The player learns this through a deliberately corny and slightly psychedelic in-game tutorial for Hypnos Enforcer Edition, the fake operating system in which Hypnospace Outlaw takes place.

The game’s mini-stories unfold as the player explores and investigates Geocities-style websites, the player learns of mini-plots in the course of their investigations. When the player is asked to look into a case of harassment on the Teentopia zone, the alleged perpetrator, ZANE_ROCKS_14, just seems like your regular teen edgelord with his camo background and gifs of twirling guns—nothing worth immediately flagging.

As the player explores more Teentopia pages, including some with “The Official Zane Sucks Club Badge,” their opinion of this Zane and his internet footprint might shift.

Another time, the player is asked to take down websites that use the commerce app Capa Cash, used widely across sites that seem a little scammy, and may come across indications that there’s something more sinister at play.

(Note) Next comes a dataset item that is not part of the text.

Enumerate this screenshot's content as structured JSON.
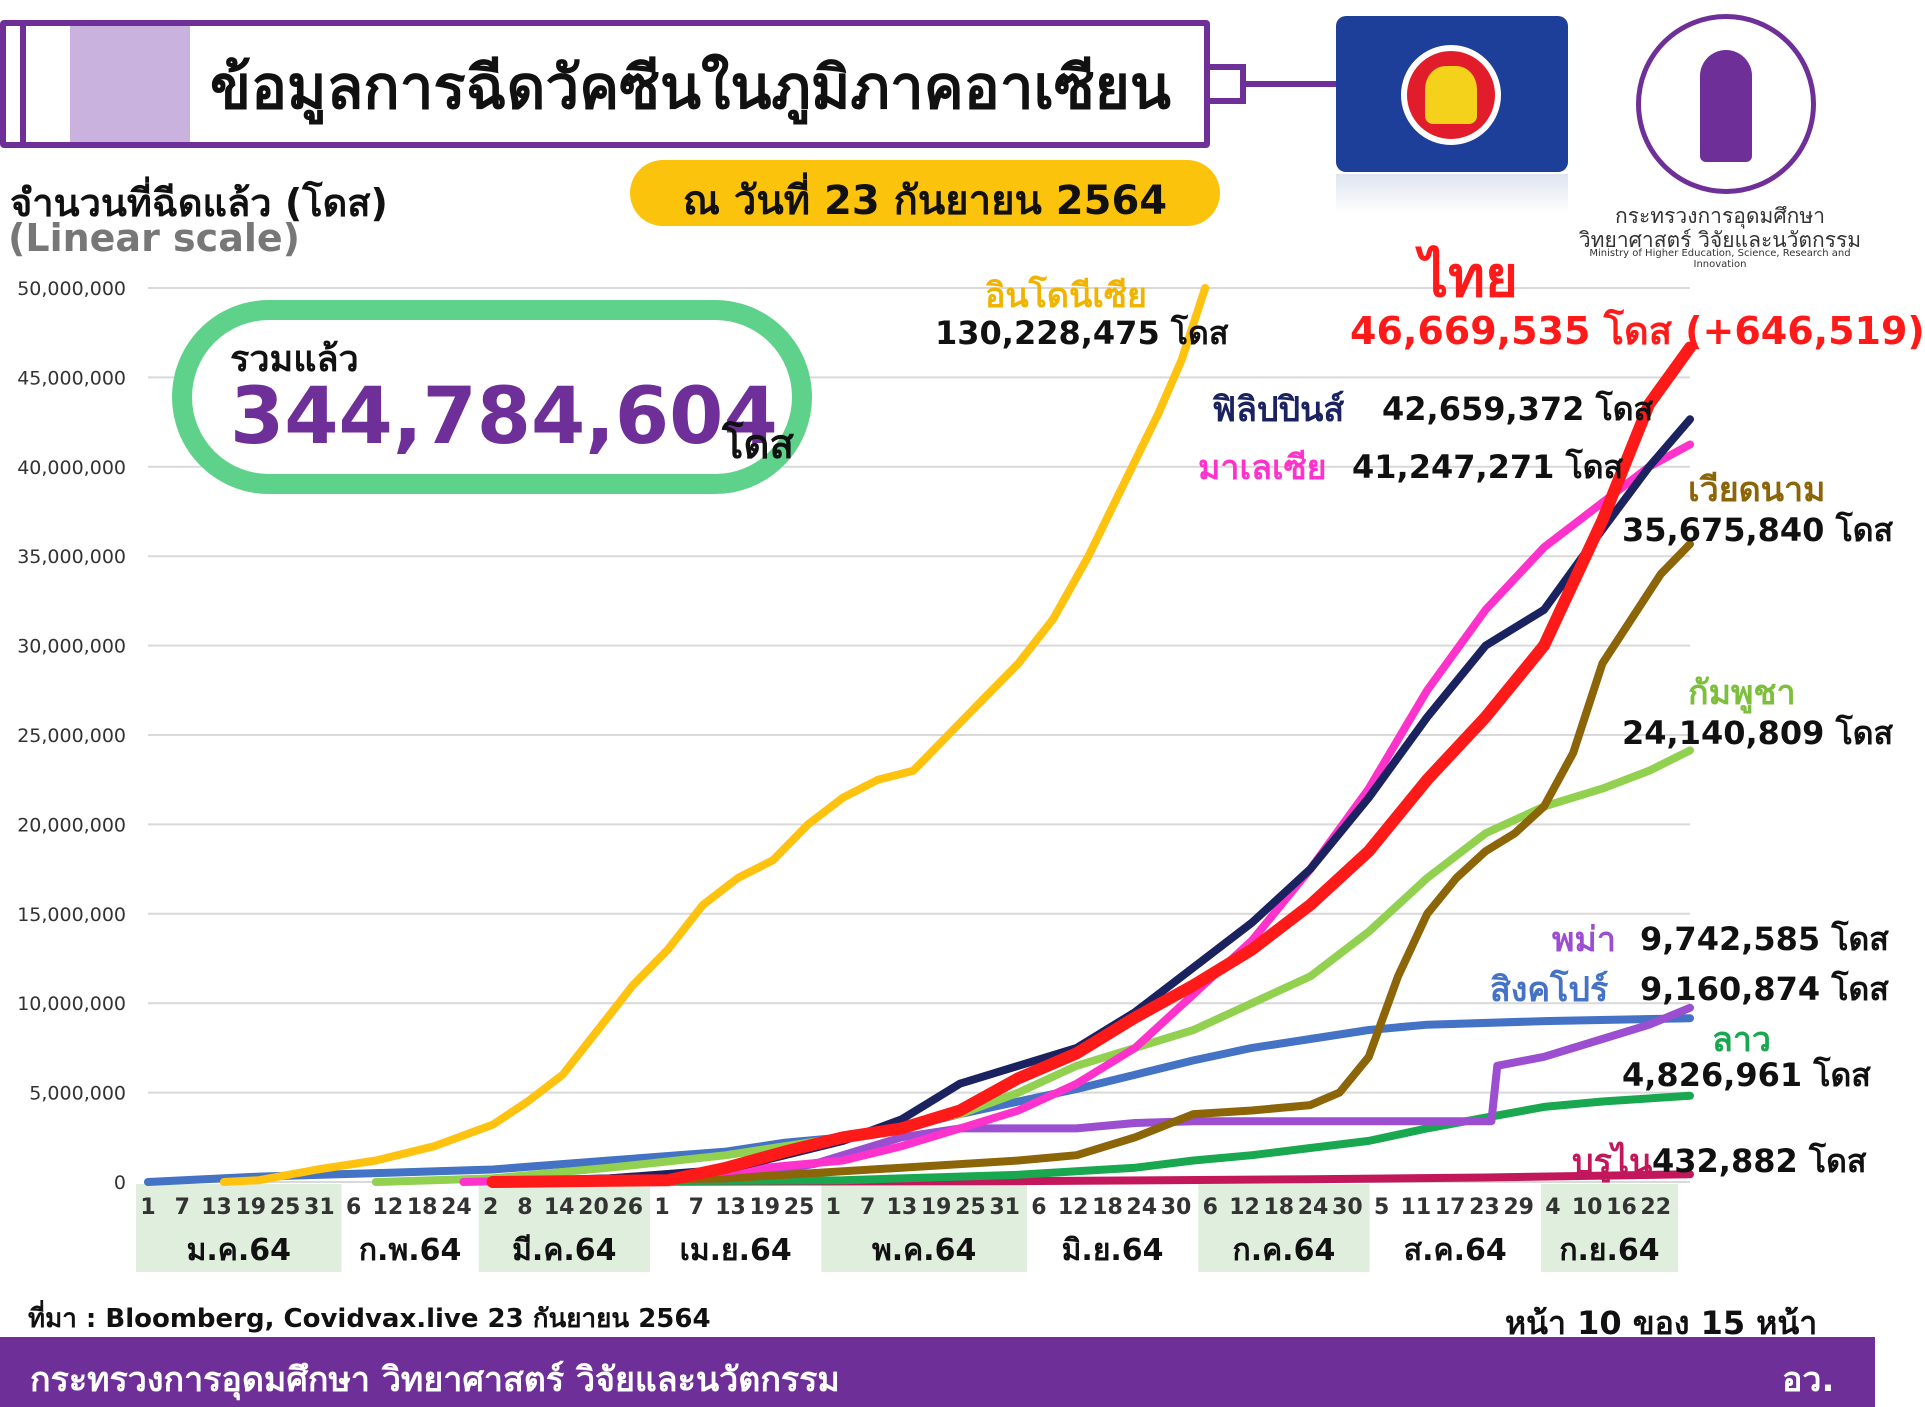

Hypnospace Outlaw is plot-driven, and it’s hard not to get lost in its surprisingly deep waters. There are dozens upon dozens of Hypno pages, all with charming, sometimes unnervingly accurate touches like snowflake mouse trails, long and detailed reviews for fictional musicians’ albums, phishing emails, bleeding-heart fan pages, shitty poetry and online spiritual consultations.

A diverse and time-appropriate soundtrack forms the background for players’ web explorations, like the dad rock group Chowder Man and the Linkin Park-styled Seepage, whom ZANE_ROCKS_14 describes as “incredable.”

The game’s cultures and subcultures bleed together and break apart, perfectly evoking real-life internet phenomena, and it all plays out as websites change over weeks and months. At the same time, subplots are fleshed out as the player is asked to question the ethics of content moderation and Hypnospace as a whole.

In one moment, an over-earnest first grade teacher, whose page is filled with her students’ crayon illustrations, changes her page after coming in contact with the player.

Evoking today’s internet, and every internet that has existed before, its new text reads, “I came to this place to relax and make new friends.Instead, it leaves me MORE stressed out than dealing with a bunch of 6 year olds all day. If things don’t change, I’m getting a REFUND.”